If I list reactions in a different sequence, I get different results
This happens because Smoldyn checks for reactions sequentially, in the order that you entered them. However, there's a runtime command, shufflereactions, that will randomly shuffle the reactions so as to remove this dependence. Even so, the reaction sequence is still the same for all molecules at each time step.
A work-around that might help is to add new species to your system. Then, using the run-time command equilmol, you could create a rapid equilibrium between your current reactants and these new species. To you, your existing reactants and these new species would be identical, but now they would have different bimolecular reactions and so there's no conflict about which reaction is listed first."
Smoldyn starts slowly with complex membrane geometries
The problem is probably not with the complex geometry directly. Instead, you're probably using Smoldyn compartments that, combined with the complex geometry, lead to slow startup times. The issue is that Smoldyn needs to calculate accurate compartment volumes within each virtual box, and the only way that I have found to do this so far is by testing hundreds of random points within each box. With a lot of boxes and a lot of surface panels to test, this can take a very long time. Jim Schaff and I are working on fixing this problem.
My simulations are too slow
First, try to optimize your configuration file. Use molecule lists, try different box sizes, remove unnecessary commands, simplify surfaces, display graphics less often, etc. Also, try different time steps to figure out what is the longest time step that you can use that doesn't cause significant errors. My Methods in Molecular Biology paper (pdf) discusses these issues in depth.

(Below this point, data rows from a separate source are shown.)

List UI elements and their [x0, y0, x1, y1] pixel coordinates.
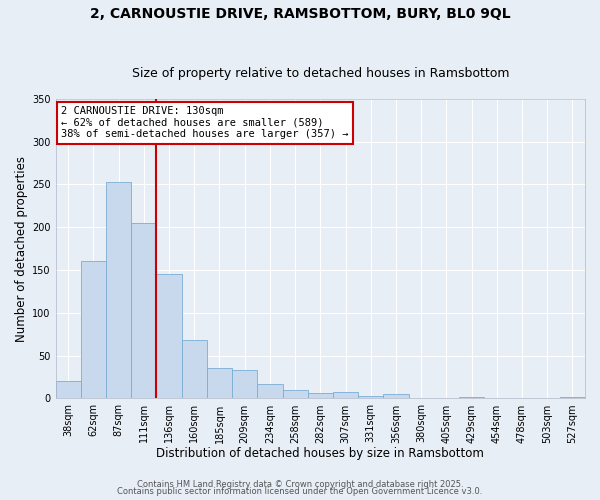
Bar: [459, 397, 484, 398]
Bar: [207, 368, 232, 398]
Bar: [358, 396, 383, 398]
Bar: [232, 370, 257, 398]
Bar: [383, 394, 409, 398]
Title: Size of property relative to detached houses in Ramsbottom: Size of property relative to detached ho…: [131, 66, 509, 80]
Y-axis label: Number of detached properties: Number of detached properties: [15, 156, 28, 342]
Bar: [106, 182, 131, 398]
Text: Contains public sector information licensed under the Open Government Licence v3: Contains public sector information licen…: [118, 487, 482, 496]
Text: 2, CARNOUSTIE DRIVE, RAMSBOTTOM, BURY, BL0 9QL: 2, CARNOUSTIE DRIVE, RAMSBOTTOM, BURY, B…: [89, 8, 511, 22]
Bar: [308, 394, 333, 398]
Bar: [157, 274, 182, 398]
Bar: [182, 340, 207, 398]
Bar: [283, 390, 308, 398]
Bar: [56, 382, 81, 398]
Bar: [257, 384, 283, 398]
Bar: [333, 392, 358, 398]
Text: Contains HM Land Registry data © Crown copyright and database right 2025.: Contains HM Land Registry data © Crown c…: [137, 480, 463, 489]
Bar: [131, 223, 157, 398]
Bar: [560, 397, 585, 398]
X-axis label: Distribution of detached houses by size in Ramsbottom: Distribution of detached houses by size …: [157, 447, 484, 460]
Bar: [81, 262, 106, 398]
Text: 2 CARNOUSTIE DRIVE: 130sqm
← 62% of detached houses are smaller (589)
38% of sem: 2 CARNOUSTIE DRIVE: 130sqm ← 62% of deta…: [61, 106, 349, 140]
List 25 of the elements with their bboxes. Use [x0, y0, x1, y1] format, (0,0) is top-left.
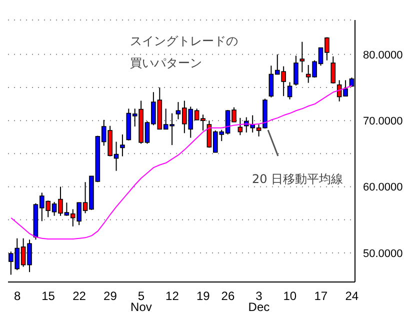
annotation: 買いパターン	[130, 55, 202, 72]
x-tick-label: 10	[283, 289, 297, 303]
x-tick-label: 15	[42, 289, 56, 303]
annotation: 20 日移動平均線	[252, 171, 344, 188]
x-tick-label: 8	[14, 289, 21, 303]
x-tick-label: 22	[72, 289, 86, 303]
x-tick-label: 19	[196, 289, 210, 303]
candlestick	[300, 41, 305, 73]
x-tick-label: 3 Dec	[248, 289, 270, 314]
x-tick-label: 5 Nov	[130, 289, 152, 314]
y-tick-label: 60.0000	[363, 182, 403, 194]
x-tick-label: 29	[104, 289, 118, 303]
candlestick	[294, 55, 298, 86]
line-series	[10, 85, 352, 240]
y-tick-label: 50.0000	[363, 248, 403, 260]
candlestick	[287, 82, 292, 100]
y-tick-label: 70.0000	[363, 115, 403, 128]
y-tick-label: 80.0000	[363, 49, 403, 62]
x-tick-label: 24	[345, 289, 359, 303]
candlestick	[120, 134, 125, 157]
candlestick	[330, 56, 336, 84]
x-tick-label: 26	[221, 289, 235, 303]
x-tick-label: 12	[166, 289, 180, 303]
x-tick-label: 17	[314, 289, 328, 303]
annotation: スイングトレードの	[130, 33, 238, 50]
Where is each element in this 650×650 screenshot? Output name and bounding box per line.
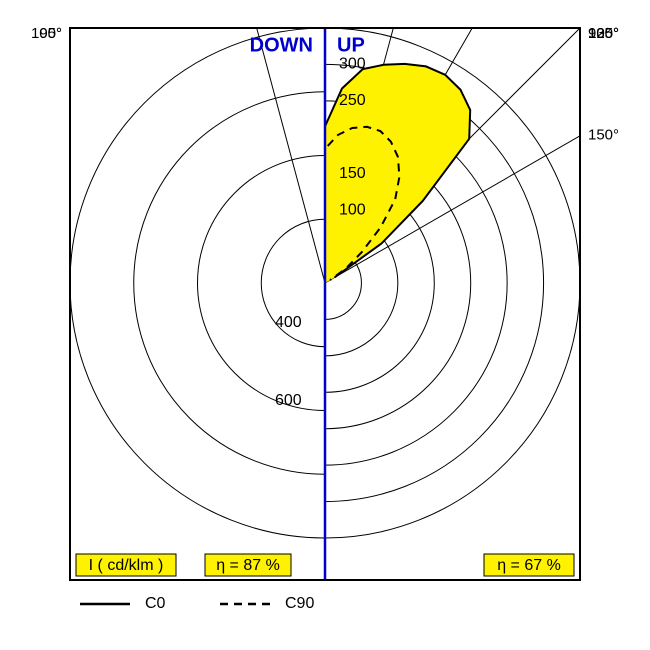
- svg-text:250: 250: [339, 92, 366, 109]
- svg-text:100: 100: [339, 201, 366, 218]
- svg-text:400: 400: [275, 314, 302, 331]
- svg-text:η = 87 %: η = 87 %: [216, 557, 280, 574]
- svg-text:150°: 150°: [588, 127, 619, 144]
- svg-text:300: 300: [339, 56, 366, 73]
- svg-text:η = 67 %: η = 67 %: [497, 557, 561, 574]
- svg-text:105°: 105°: [31, 25, 62, 42]
- svg-text:UP: UP: [337, 34, 365, 56]
- svg-text:I ( cd/klm ): I ( cd/klm ): [89, 557, 164, 574]
- svg-text:150: 150: [339, 165, 366, 182]
- svg-text:600: 600: [275, 392, 302, 409]
- svg-text:135°: 135°: [588, 25, 619, 42]
- svg-text:C0: C0: [145, 595, 166, 612]
- svg-text:C90: C90: [285, 595, 314, 612]
- svg-text:DOWN: DOWN: [250, 34, 313, 56]
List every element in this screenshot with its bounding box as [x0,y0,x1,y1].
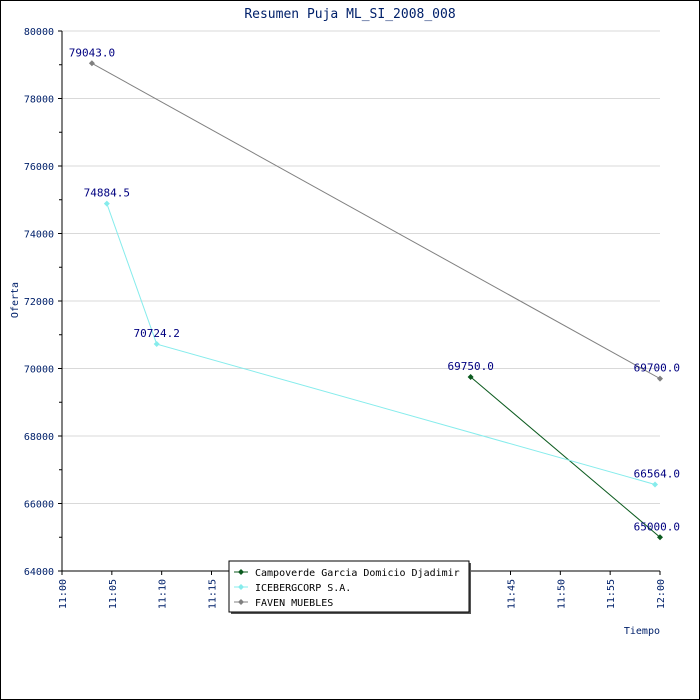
x-tick-label: 11:55 [606,579,617,609]
y-tick-label: 68000 [24,432,54,443]
x-tick-label: 11:45 [507,579,518,609]
y-tick-label: 74000 [24,230,54,241]
legend-entry-label: ICEBERGCORP S.A. [255,583,351,594]
data-point-marker [88,60,95,67]
y-tick-label: 78000 [24,95,54,106]
y-tick-label: 76000 [24,162,54,173]
data-labels: 69750.0 65000.0 74884.5 70724.2 66564.0 79043… [69,46,680,533]
y-tick-label: 66000 [24,500,54,511]
data-label: 79043.0 [69,46,115,59]
x-tick-label: 11:50 [556,579,567,609]
series-line [91,62,661,380]
chart-title: Resumen Puja ML_SI_2008_008 [244,7,455,22]
data-label: 69750.0 [447,360,493,373]
x-axis-label: Tiempo [624,626,660,637]
data-point-marker [103,200,110,207]
data-label: 70724.2 [134,327,180,340]
y-axis-label: Oferta [10,282,21,318]
legend-box [228,560,470,613]
data-point-marker [467,373,474,380]
x-tick-label: 11:00 [58,579,69,609]
data-label: 66564.0 [634,467,680,480]
x-tick-label: 11:10 [158,579,169,609]
data-point-marker [153,341,160,348]
data-point-marker [657,534,663,541]
data-label: 69700.0 [634,362,680,375]
legend: Campoverde Garcia Domicio Djadimir ICEBER… [228,560,471,614]
legend-swatch-marker [238,569,244,575]
y-tick-label: 64000 [24,567,54,578]
data-point-marker [652,481,659,488]
data-label: 74884.5 [84,187,130,200]
y-tick-label: 72000 [24,297,54,308]
legend-swatch-marker [238,584,244,590]
x-tick-label: 11:15 [208,579,219,609]
x-tick-label: 12:00 [656,579,667,609]
legend-entry-label: Campoverde Garcia Domicio Djadimir [255,568,460,579]
series-layer [88,60,663,541]
series-line [470,376,661,538]
y-tick-label: 80000 [24,27,54,38]
legend-entry-label: FAVEN MUEBLES [255,598,333,609]
legend-swatch-marker [238,599,244,605]
data-label: 65000.0 [634,520,680,533]
data-point-marker [657,375,663,382]
x-tick-label: 11:05 [108,579,119,609]
grid [62,30,660,572]
y-tick-label: 70000 [24,365,54,376]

Also, try the new GPU Smoldyn versions, which run hundreds of times faster than CPU Smoldyn. Lorenzo Dematté posted his version on sourceforge and Denis Gladkov's version is available at this website.
Smoldyn warns: "number of molecule species differ between mols and rxnss" (version 2.24)

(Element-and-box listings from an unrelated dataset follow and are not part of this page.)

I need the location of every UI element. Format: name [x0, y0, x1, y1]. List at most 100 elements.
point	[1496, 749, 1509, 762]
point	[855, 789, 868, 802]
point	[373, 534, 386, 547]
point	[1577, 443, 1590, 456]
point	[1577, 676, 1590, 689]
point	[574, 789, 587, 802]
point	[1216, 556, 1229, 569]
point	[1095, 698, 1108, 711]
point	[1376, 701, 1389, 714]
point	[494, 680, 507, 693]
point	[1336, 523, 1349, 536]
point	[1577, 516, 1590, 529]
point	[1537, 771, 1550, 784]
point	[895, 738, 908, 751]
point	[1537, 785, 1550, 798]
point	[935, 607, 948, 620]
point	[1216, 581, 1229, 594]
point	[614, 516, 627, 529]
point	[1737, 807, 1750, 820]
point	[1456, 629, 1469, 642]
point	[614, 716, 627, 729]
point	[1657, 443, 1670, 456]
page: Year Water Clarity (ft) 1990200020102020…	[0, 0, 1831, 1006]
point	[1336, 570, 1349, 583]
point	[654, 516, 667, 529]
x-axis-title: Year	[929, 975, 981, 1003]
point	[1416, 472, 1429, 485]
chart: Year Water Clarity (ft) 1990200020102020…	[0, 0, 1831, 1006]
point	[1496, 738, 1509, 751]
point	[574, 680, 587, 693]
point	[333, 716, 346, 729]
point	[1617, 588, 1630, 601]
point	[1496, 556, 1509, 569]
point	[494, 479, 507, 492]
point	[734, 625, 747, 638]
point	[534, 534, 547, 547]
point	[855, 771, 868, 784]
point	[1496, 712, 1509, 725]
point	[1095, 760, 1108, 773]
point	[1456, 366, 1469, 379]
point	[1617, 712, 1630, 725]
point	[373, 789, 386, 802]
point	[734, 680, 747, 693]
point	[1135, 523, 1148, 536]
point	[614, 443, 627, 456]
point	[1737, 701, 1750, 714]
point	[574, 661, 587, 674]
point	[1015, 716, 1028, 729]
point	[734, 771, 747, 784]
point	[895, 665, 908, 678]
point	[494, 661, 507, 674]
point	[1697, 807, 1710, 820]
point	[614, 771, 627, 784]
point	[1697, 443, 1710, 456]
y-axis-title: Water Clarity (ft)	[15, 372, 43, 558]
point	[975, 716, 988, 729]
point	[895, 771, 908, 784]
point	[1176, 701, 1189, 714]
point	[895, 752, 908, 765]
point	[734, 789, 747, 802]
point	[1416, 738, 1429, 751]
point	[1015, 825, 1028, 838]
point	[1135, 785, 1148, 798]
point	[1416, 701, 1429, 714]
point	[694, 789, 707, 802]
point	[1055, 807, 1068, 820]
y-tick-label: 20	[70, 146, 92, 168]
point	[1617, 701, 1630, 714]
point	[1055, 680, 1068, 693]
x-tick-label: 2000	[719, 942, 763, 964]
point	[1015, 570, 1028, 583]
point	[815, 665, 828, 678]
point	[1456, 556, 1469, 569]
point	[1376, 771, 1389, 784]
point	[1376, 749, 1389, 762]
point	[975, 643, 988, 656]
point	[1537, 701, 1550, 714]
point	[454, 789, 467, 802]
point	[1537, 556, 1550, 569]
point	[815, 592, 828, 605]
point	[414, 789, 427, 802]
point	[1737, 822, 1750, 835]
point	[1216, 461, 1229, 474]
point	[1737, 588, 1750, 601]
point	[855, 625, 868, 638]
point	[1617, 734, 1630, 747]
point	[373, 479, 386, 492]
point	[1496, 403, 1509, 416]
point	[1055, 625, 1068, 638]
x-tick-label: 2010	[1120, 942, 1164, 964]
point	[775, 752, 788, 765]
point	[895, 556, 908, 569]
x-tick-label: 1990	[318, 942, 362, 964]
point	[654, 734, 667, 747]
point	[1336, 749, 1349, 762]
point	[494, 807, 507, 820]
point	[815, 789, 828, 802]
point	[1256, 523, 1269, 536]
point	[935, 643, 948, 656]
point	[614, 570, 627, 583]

This is a bug. If your code runs, then you can ignore it. Otherwise, try adding a "max_species" statement to your configuration file, which is supposed to be optional but seems to be needed in version 2.24. This bug was fixed for version 2.25.
My simulation crashes with a seg fault just after startup (version 2.24)
This is probably because the above bug. Add a max_species statement.
I would like specific Smoldyn additions for my research; how about collaborating?
Yes! We welcome collaborations with our users. We have several collaborations already and are always happy to establish more. If your Smoldyn wishes are along the lines of what we're already doing, then having a collaboration will help us focus our development towards our user's actual needs. If you want something else or want it on a faster timetable, then consider writing us into a grant so that we're able to dedicate the time to your needs. In any case, we love to hear what our users are doing with Smoldyn, so e-mails are very welcome.
I have code that might mesh well with Smoldyn; are you interested in it?
Yes, we're certainly interested in hearing about what you have. Whether we add it to Smoldyn directly, or add Smoldyn to your software, or make your code into one of Smoldyn's utility programs depends on what you wrote. In general though, we're excited to combine small programs to make bigger programs that can solve more problems. For example, Smoldyn is now a solver within both VCell and MOOSE; also, we're discussing creating links between CellOrganizer and Smoldyn.